21.01.2026 08:09 a.m.
Redacción: Héctor Esnéver Garzón Mora
Morante de la Puebla reaparece el Domingo de Resurrección en la Real Maestranza tras seis meses de paréntesis, encabezando un proyecto ambicioso que lo sitúa como eje de la temporada sevillana y símbolo de la recuperación del pulso artístico de la plaza.
Arbeláez – Colombia. La tauromaquia vuelve a latir con pulso propio en Sevilla. Tras meses de silencio, incertidumbre y reflexión, una noticia adelantada por Vicente Zabala de la Serna en El Mundo ha reordenado el tablero taurino nacional: Morante de la Puebla reaparece. No se trata solo del regreso de una figura, sino del retorno de un concepto artístico que condiciona carteles, despierta ilusiones y devuelve a la Real Maestranza su papel de epicentro emocional del toreo contemporáneo.
MORANTE VUELVE A SEVILLA: LA REAPARICIÓN QUE VERTEBRA LA TEMPORADA Y PROYECTA LA FERIA
Morante de la Puebla vuelve a vestirse de luces. La noticia, adelantada por Zabala de la Serna en El Mundo, posee la hondura de los grandes acontecimientos taurinos. Tras un invierno cargado de interrogantes, el torero sevillano reaparecerá el Domingo de Resurrección, 5 de abril, en la Real Maestranza de Caballería de Sevilla, la plaza donde su tauromaquia ha alcanzado en los últimos años una dimensión histórica.
El regreso llega seis meses después de aquella tarde del 12 de octubre en Las Ventas, cuando Morante se quitó la coleta al término de una faena cargada de simbolismo. Un gesto que él mismo se apresuró a matizar: no era una retirada, sino un alto en el camino, un descanso necesario para un torero que entiende el oficio desde la verdad interior y la entrega absoluta. Ahora, el cigarrero vuelve donde debía volver: a su tierra, a su plaza y a su gente.
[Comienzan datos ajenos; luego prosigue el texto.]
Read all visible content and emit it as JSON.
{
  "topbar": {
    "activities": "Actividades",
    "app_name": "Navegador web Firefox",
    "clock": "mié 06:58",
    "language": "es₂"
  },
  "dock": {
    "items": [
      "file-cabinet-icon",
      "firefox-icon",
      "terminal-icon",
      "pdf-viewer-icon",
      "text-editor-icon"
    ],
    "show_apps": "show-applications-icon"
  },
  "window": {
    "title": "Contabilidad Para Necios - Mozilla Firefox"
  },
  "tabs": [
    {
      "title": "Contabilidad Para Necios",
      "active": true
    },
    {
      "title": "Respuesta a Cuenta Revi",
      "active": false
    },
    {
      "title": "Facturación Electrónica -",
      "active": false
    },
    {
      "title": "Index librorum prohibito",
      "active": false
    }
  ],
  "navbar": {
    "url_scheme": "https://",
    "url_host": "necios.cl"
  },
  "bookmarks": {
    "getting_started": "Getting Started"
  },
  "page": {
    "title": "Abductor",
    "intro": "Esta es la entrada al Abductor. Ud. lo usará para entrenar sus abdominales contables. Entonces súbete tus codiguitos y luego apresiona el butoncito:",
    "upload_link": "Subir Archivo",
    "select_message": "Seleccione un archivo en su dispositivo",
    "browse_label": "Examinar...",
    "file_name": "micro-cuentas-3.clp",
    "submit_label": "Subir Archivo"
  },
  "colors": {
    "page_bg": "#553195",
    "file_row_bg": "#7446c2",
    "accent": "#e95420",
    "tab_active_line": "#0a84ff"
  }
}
La reaparición no será un hecho aislado. Morante ha cerrado cinco tardes en Sevilla con el nuevo empresario de la Maestranza, José María Garzón, consolidándose como uno de los pilares del abono hispalense. El acuerdo se fraguó tras varios encuentros discretos, primero en Marinha Grande (Portugal) y posteriormente en La Puebla del Río, culminando en una imagen simbólica compartida por el empresario con una sola palabra: “Soñando”. Hoy, ese sueño es una realidad.
La primera de esas cinco tardes será el Domingo de Resurrección, fecha emblemática que marca el inicio oficioso de la temporada sevillana. Morante encabezará un cartel de máxima expectación junto a Roca Rey, figura indiscutida del escalafón, y David de Miranda, torero en clara proyección. La corrida contará con toros de la ganadería de Hermanos García Jiménez, garantía de fondo y clase para una tarde llamada a marcar el pulso del año taurino.
Pero el regreso de Morante vertebra toda la temporada sevillana. Además de Resurrección, el torero actuará dos tardes más en la Feria de Abril, reforzando el núcleo artístico del ciclo. A ello se suma su presencia en la corrida del Corpus Christi, prevista para el jueves 4 de junio, una fecha que el nuevo empresario quiere recuperar con fuerza y que contará con Morante como eje artístico y simbólico del festejo.
La quinta comparecencia llegará en septiembre, durante la Feria de San Miguel, cerrando así un ciclo que abarca los momentos clave del calendario sevillano. Cinco tardes, las mismas que toreó el año pasado en la Maestranza, confirmando una continuidad coherente y una apuesta decidida por mantener a Morante como referencia estética y emocional de la plaza.
Queda abierta, como apunta El Mundo, la incógnita de si Morante hará temporada completa el resto del año. La duda forma parte de su personalidad y de su manera de estar en el toreo. Nunca fue un torero de planificaciones rígidas ni de calendarios excesivos. Su regreso se ha construido desde la intimidad, la reflexión y el respeto a su propio tiempo, lejos del ruido y fiel a su concepto.
Lo que sí es indiscutible es que la vuelta de Morante cambia el relato. Reordena carteles, eleva la exigencia artística y devuelve a Sevilla un faro creativo imprescindible. Cada tarde suya es un acontecimiento, una puerta abierta al duende, al riesgo y a la emoción sin intermediarios. Con Morante anunciado, Sevilla no solo tiene temporada: tiene alma.
El abono sevillano se presentará oficialmente el 9 de febrero en una gala en el Cartuja Center. Allí se confirmará lo que ya es un clamor entre los aficionados: la Maestranza vuelve a girar en torno al arte, y ese arte, una vez más, lleva el nombre de Morante de la Puebla.